Answer
Solution set: $\{(2,-1,1)\}$
Work Step by Step
Begin with the system's augmented matrix.
Use matrix row operations to get ls down the main diagonal from upper left to lower right, and Os below the $1\mathrm{s}$ (row-echelon form).
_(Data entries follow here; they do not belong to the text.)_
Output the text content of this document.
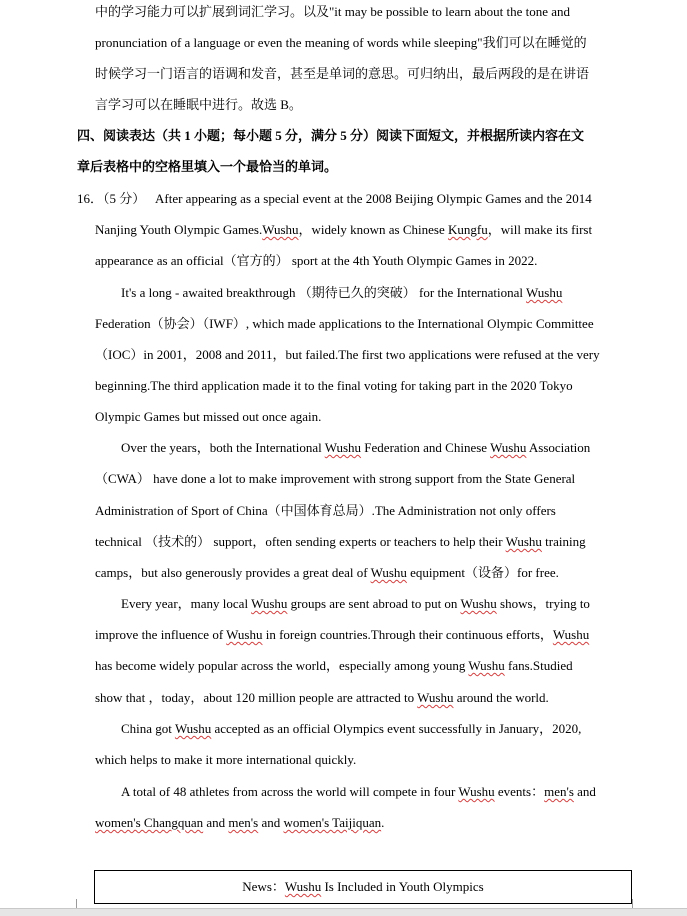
中的学习能力可以扩展到词汇学习。以及"it may be possible to learn about the tone and
pronunciation of a language or even the meaning of words while sleeping"我们可以在睡觉的
时候学习一门语言的语调和发音，甚至是单词的意思。可归纳出，最后两段的是在讲语
言学习可以在睡眠中进行。故选 B。
四、阅读表达（共 1 小题；每小题 5 分，满分 5 分）阅读下面短文，并根据所读内容在文
章后表格中的空格里填入一个最恰当的单词。
16．（5 分） After appearing as a special event at the 2008 Beijing Olympic Games and the 2014
Nanjing Youth Olympic Games.Wushu，widely known as Chinese Kungfu，will make its first
appearance as an official（官方的） sport at the 4th Youth Olympic Games in 2022.
It's a long - awaited breakthrough （期待已久的突破） for the International Wushu
Federation（协会）（IWF）, which made applications to the International Olympic Committee
（IOC）in 2001，2008 and 2011，but failed.The first two applications were refused at the very
beginning.The third application made it to the final voting for taking part in the 2020 Tokyo
Olympic Games but missed out once again.
Over the years，both the International Wushu Federation and Chinese Wushu Association
（CWA） have done a lot to make improvement with strong support from the State General
Administration of Sport of China（中国体育总局）.The Administration not only offers
technical （技术的） support，often sending experts or teachers to help their Wushu training
camps，but also generously provides a great deal of Wushu equipment（设备）for free.
Every year，many local Wushu groups are sent abroad to put on Wushu shows，trying to
improve the influence of Wushu in foreign countries.Through their continuous efforts，Wushu
has become widely popular across the world，especially among young Wushu fans.Studied
show that ，today，about 120 million people are attracted to Wushu around the world.
China got Wushu accepted as an official Olympics event successfully in January，2020,
which helps to make it more international quickly.
A total of 48 athletes from across the world will compete in four Wushu events：men's and
women's Changquan and men's and women's Taijiquan.
News：Wushu Is Included in Youth Olympics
$\left[\begin{array}{lllll}
2 & -1 & -1 & | & 4\\
1 & 1 & -5 & | & -4\\
1 & -2 & 0 & | & 4
\end{array}\right]\left\{\begin{array}{l}
R1\leftrightarrow R2.\\
.\\
.
\end{array}\right.$
$\left[\begin{array}{lllll}
1 & 1 & -5 & | & -4\\
2 & -1 & -1 & | & 4\\
1 & -2 & 0 & | & 4
\end{array}\right]\left\{\begin{array}{l}
.\\
-2R1.+R2\rightarrow R2\\
-R1+R3\rightarrow R3.
\end{array}\right.$
$\left[\begin{array}{lllll}
1 & 1 & -5 & | & -4\\
0 & -3 & 9 & | & 12\\
0 & -3 & 5 & | & 8
\end{array}\right]\left\{\begin{array}{l}
.\\
\div(-3)\\
-R2+R3.
\end{array}\right.$
$\left[\begin{array}{lllll}
1 & 1 & -5 & | & -4\\
0 & 1 & -3 & | & -4\\
0 & 0 & -4 & | & -4
\end{array}\right]\left\{\begin{array}{l}
.\\
.\\
\Rightarrow z=1
\end{array}\right.$
Back substitute $z=1$ into row/equation 2,
$y-3(1)=-4$
$y=-4+3=-1$
Back substitute into row/equation 1:
$x+(-1)-5(1)=-4$
$x=-4+6=2$
Solution set: $\{(2,-1,1)\}$